Des mesures indépendantes sur l’environnement

« Le nom de Safecast est venu de l’idée de diffuser (broadcast) les données afin que les gens puissent voir ce qui est sans danger (safe) et ce qui est dangereux. Notre erreur était de penser qu’il y avait un seuil maximum de tolérance au-delà duquel on mourrait à coup sûr. Non seulement ce n’est pas si noir et blanc, mais cela reste un sujet de vif débat, qui malheureusement se traduit directement par des positions extrêmes sur l’énergie nucléaire. Soit on est pour, soit on est contre, il n’y a rien entre les deux. Safecast ne prend aucune position là-dessus. Notre but, c’est d’établir des mesures indépendantes de l’environnement, y compris de la radiation nucléaire, pour que les gens ordinaires puissent s’informer et comprendre ce qui se passe, et rétablir la confiance. »

L’équipe de Safecast dans leur bureau chez Loftwork, quelques étages au-dessus du FabCafe à Tokyo (de g. à dr.) : Pieter Franken, Johnathan Wilder, Joe Moross, Kiki Tanaka, Mikka Chen et Azby Brown.

Azby Brown, chercheur en architecture et technologies, membre de Safecast et auteur du fameux manuel d’assemblage pour construire la bête, ne perd jamais de vue la mission première du collectif : l’éducation des citoyens pour la transparence des informations qui les concernent.

« Pression citoyenne »

« L’aspect pédagogique est fondamental. Nous essayons d’éduquer des gens qui connaissent la radiation, savent comment la mesurer et comment utiliser ces informations dans leur vie quotidienne. (…) Au sujet de la contamination possible de la chaîne alimentaire, du suivi médical pour la contamination interne, etc, je suis d’un optimisme très prudent, comme on est encore dans les premières années de quelque chose qui va se dérouler sur plusieurs décennies. Le gouvernement s’en est tout juste sorti, mais à mon avis il ne continuera pas sans la pression citoyenne. »
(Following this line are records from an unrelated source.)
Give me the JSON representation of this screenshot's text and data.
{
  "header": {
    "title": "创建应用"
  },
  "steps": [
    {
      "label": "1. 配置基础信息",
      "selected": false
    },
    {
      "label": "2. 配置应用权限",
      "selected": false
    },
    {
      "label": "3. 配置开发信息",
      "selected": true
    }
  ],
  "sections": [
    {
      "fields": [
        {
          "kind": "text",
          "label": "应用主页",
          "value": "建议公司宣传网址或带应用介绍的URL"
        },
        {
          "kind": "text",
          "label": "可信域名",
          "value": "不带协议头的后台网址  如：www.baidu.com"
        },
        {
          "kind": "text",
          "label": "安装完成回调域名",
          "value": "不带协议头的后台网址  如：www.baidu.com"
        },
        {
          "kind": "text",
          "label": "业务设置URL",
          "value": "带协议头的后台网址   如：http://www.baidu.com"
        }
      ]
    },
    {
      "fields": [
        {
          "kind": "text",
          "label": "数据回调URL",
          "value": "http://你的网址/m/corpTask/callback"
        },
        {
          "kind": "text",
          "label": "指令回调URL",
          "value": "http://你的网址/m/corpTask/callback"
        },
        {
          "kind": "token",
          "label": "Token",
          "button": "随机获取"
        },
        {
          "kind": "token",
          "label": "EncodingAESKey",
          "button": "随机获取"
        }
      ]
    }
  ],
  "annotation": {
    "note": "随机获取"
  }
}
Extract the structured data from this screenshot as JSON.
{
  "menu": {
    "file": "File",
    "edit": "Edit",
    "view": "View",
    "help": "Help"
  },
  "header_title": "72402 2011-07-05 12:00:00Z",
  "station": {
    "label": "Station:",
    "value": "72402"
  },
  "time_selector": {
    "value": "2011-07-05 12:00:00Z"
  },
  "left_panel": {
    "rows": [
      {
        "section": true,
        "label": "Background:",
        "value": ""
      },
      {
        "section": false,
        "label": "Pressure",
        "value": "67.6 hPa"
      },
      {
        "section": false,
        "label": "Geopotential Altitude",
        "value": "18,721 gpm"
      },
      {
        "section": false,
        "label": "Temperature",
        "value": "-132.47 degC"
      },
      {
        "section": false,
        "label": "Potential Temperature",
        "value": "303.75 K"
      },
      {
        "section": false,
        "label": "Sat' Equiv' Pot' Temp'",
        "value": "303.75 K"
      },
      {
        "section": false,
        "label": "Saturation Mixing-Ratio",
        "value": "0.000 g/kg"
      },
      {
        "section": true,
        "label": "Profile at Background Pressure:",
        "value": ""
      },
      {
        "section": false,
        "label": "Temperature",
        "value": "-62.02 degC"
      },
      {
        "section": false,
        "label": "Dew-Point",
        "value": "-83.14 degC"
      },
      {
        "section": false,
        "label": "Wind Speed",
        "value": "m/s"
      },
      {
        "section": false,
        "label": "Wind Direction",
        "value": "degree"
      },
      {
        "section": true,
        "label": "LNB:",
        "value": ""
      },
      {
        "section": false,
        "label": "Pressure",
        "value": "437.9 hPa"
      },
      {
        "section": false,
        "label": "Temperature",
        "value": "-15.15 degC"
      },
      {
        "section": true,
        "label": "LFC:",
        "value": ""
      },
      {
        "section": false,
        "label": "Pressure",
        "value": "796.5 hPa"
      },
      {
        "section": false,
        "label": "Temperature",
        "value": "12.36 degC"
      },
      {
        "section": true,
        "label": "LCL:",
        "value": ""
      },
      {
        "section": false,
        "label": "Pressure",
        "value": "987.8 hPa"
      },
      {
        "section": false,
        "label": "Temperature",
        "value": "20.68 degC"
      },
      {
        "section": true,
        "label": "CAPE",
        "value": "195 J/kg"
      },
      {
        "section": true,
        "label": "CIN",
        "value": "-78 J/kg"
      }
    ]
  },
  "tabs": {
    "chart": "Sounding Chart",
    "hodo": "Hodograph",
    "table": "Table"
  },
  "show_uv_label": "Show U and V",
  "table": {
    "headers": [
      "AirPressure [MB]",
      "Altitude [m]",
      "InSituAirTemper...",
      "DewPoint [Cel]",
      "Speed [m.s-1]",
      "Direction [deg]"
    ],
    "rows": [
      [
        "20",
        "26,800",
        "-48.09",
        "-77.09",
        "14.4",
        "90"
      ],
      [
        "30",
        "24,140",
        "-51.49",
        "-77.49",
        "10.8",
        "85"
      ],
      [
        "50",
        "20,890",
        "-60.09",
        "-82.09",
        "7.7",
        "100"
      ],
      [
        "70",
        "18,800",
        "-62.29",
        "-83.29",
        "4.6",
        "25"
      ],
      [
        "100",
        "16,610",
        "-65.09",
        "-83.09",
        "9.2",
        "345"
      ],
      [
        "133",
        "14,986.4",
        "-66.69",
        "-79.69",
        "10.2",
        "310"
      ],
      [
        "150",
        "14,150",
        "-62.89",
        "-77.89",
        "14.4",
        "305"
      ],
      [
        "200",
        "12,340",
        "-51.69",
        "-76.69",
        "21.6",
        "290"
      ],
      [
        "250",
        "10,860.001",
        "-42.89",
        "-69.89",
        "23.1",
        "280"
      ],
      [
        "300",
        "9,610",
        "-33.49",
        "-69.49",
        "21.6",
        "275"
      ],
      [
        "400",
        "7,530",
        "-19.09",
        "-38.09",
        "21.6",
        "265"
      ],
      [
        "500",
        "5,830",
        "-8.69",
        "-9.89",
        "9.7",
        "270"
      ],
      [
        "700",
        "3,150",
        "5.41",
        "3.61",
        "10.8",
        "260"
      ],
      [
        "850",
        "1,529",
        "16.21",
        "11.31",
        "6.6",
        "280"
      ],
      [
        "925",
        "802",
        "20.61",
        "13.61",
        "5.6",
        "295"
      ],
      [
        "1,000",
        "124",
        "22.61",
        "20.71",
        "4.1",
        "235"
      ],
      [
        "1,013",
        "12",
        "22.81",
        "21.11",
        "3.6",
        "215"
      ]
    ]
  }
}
Pendant ce temps, Safecast continue de faire de la consultation en radiation nucléaire, de donner des conférences, d’enseigner l’ingénierie du bGeigie aux chercheurs et aux ingénieurs, d’animer des ateliers pour le grand public (dont le dernier a eu lieu en simultané le 25 octobre entre Taipei et Strasbourg), et de collecter le plus de données possible pour éventuellement couvrir toute la planète.

Le bGeigie Nano mis à nu. 

D’autres projets en cours ? Un réseau de capteurs fixes entre Fukushima et Tokyo qui mesurent 24h sur 24h en temps réel, afin de sonner l’alerte dès que quelque chose d’anormal se produit, et un autre appareil cousin de bGeigie pour mesurer la pollution de l’air. Comme quoi, rien n’est à l’abri du citoyen scientifique avec un instrument de mesure DIY et une carte open source.